Gross margin is a company’s total sales revenue minus its cost of goods sold, divided by the total sales revenue and expressed as a percentage. Net margin is the ratio of net profits to revenues for a company or business segment – typically expressed as a percentage – that shows how much of each dollar earned by the company is translated into profits.


The above table shows that PVD’s Gross margin has an average of 100 percent, which represents a good standing. Net margin has an average of 46.77 percent. This represents how much of each dollar earned by the company is translated into profits.

Cash Flow Statement

Cash flow margin is a measure of the money a company generates from its core operations per dollar of sales. The operating cash flow can be found on the company’s cash flow statement, and the revenue can be found on the income statement. A high operating cash flow margin can indicate that a company is efficient at converting sales to cash, and may also be an indication of high earnings quality.

Free cash flow (FCF) is a measure of financial performance calculated as operating cash flow minus capital expenditures. It represents the cash that a company is able to generate after laying out the money required to maintain or expand its asset base.


Cash flow margin was averaging of 0.41 or 41 percent, which represents a high operating cash flow margin; an indication that a company is efficient at converting sales to cash. Free cash flow has an average of Ch. $ 108.33 or $21 million, which represents that the company is able to pay dividends, or expands its asset base.

Investment Valuation

The totem Investment model in the valuation of equity adopts the investment style of Benjamin Graham; this model adopts the investment style of Benjamin Graham, the father of Value Investing. The essence of Graham’s Value Investing is that any investment should be worth substantially more than an investor has to pay for it. He believed in thorough analysis, which we call fundamental analysis. He was looking for companies with a strong balance sheet or those with little debt, above average profit margin and ample cash flow. His valuation seeks out undervalued companies whose stock price is temporarily down, but whose fundamentals are sound in the end. His philosophy was to buy wisely when prices fall and to sell wisely when the price rises a great deal.

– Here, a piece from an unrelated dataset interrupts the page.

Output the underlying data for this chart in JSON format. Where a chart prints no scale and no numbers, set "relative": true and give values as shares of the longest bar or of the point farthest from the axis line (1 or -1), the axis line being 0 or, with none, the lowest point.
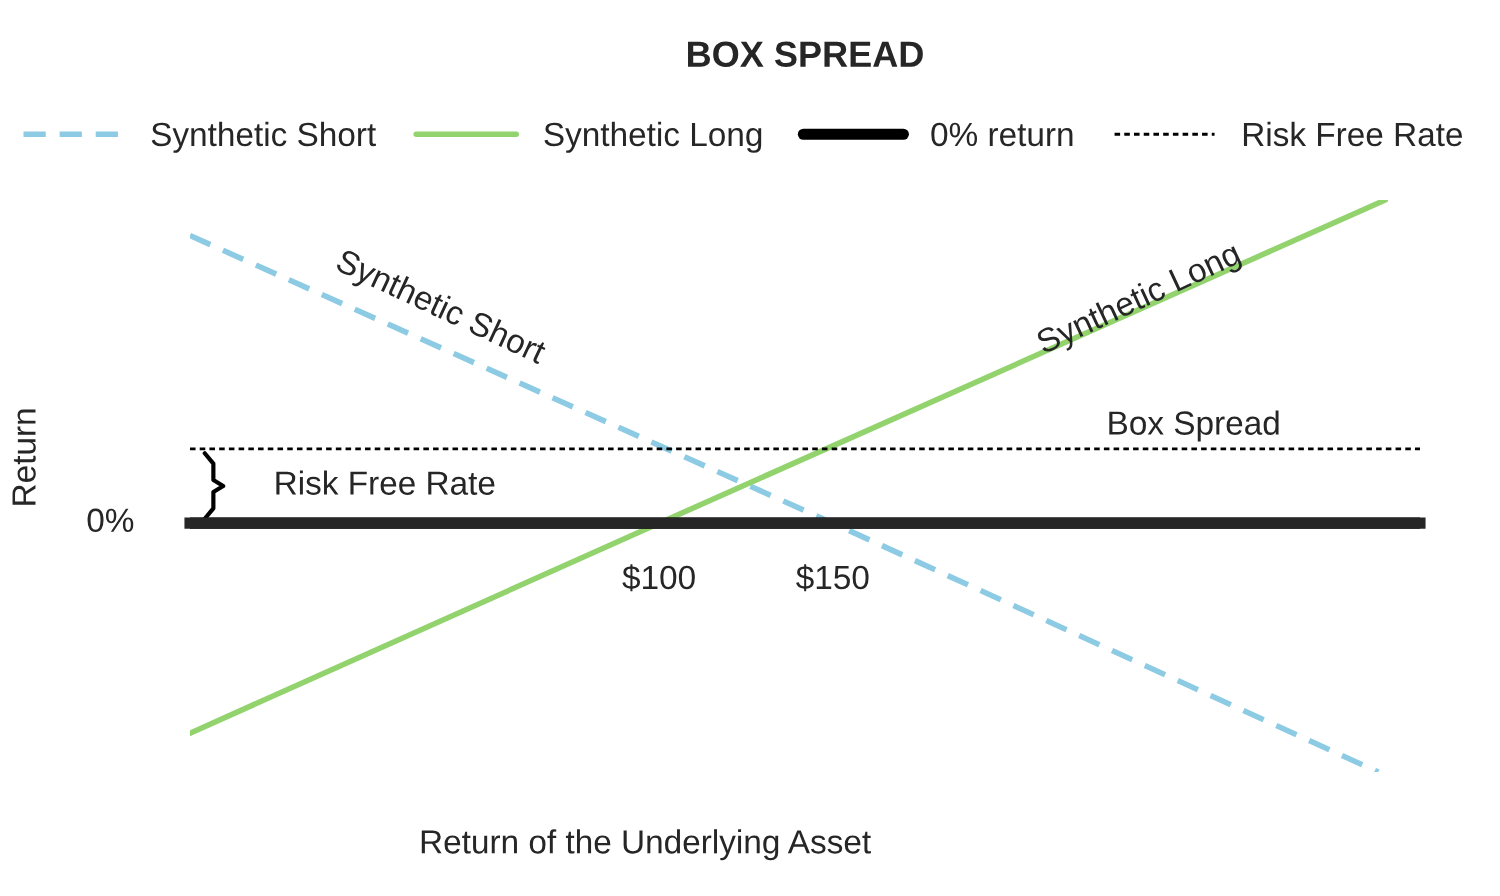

The sustainable growth rate was averaging 15.23 percent. This measure how much a firm can grow without borrowing more money. Furthermore, the margin of safety using the Benjamin Graham method was averaging 0.84 or 84 percent which passed Graham’s requirement of at least 40 percent. The market price as of November 26, 2013, is 86.90 with 1.9 billion market capitalization.

Relative Valuation Method

The relative valuation method for valuing a stock is to compare the market values of the stock with the fundamentals (earnings, book value, growth multiples, cash flow, and other metrics) of the stocks.


The above table tells us that return on equity or ROE has an average of 29.89 this is the amount of net income returned as a percentage of shareholders equity. Book value per share was averaging 24.10 while Price to earnings ratio was averaging 6.96. This is the price that investors are willing to pay. The earnings per share were averaging $ 7.55. This is the company’s net earnings allocated to each share of common stocks.

The Warren Buffet Method

Totem also adopts the Warren Buffet method using the financial calculator in the equity selection. The table below shows my calculation.


The idea behind this method is when the total value is greater than the market price, the stock then is trading at an undervalued price. As shown in the table above, the total value is $173.48 and the market price used as of November 17, 2013, is 87.


The overall company’s valuation shows that PVD is financially stable. The margin of safety passed the criteria based on the Benjamin Graham method. The Warren Buffet method shows that the stock was undervalued, so therefore Administradora de Fondos de Pensiones is a good BUY.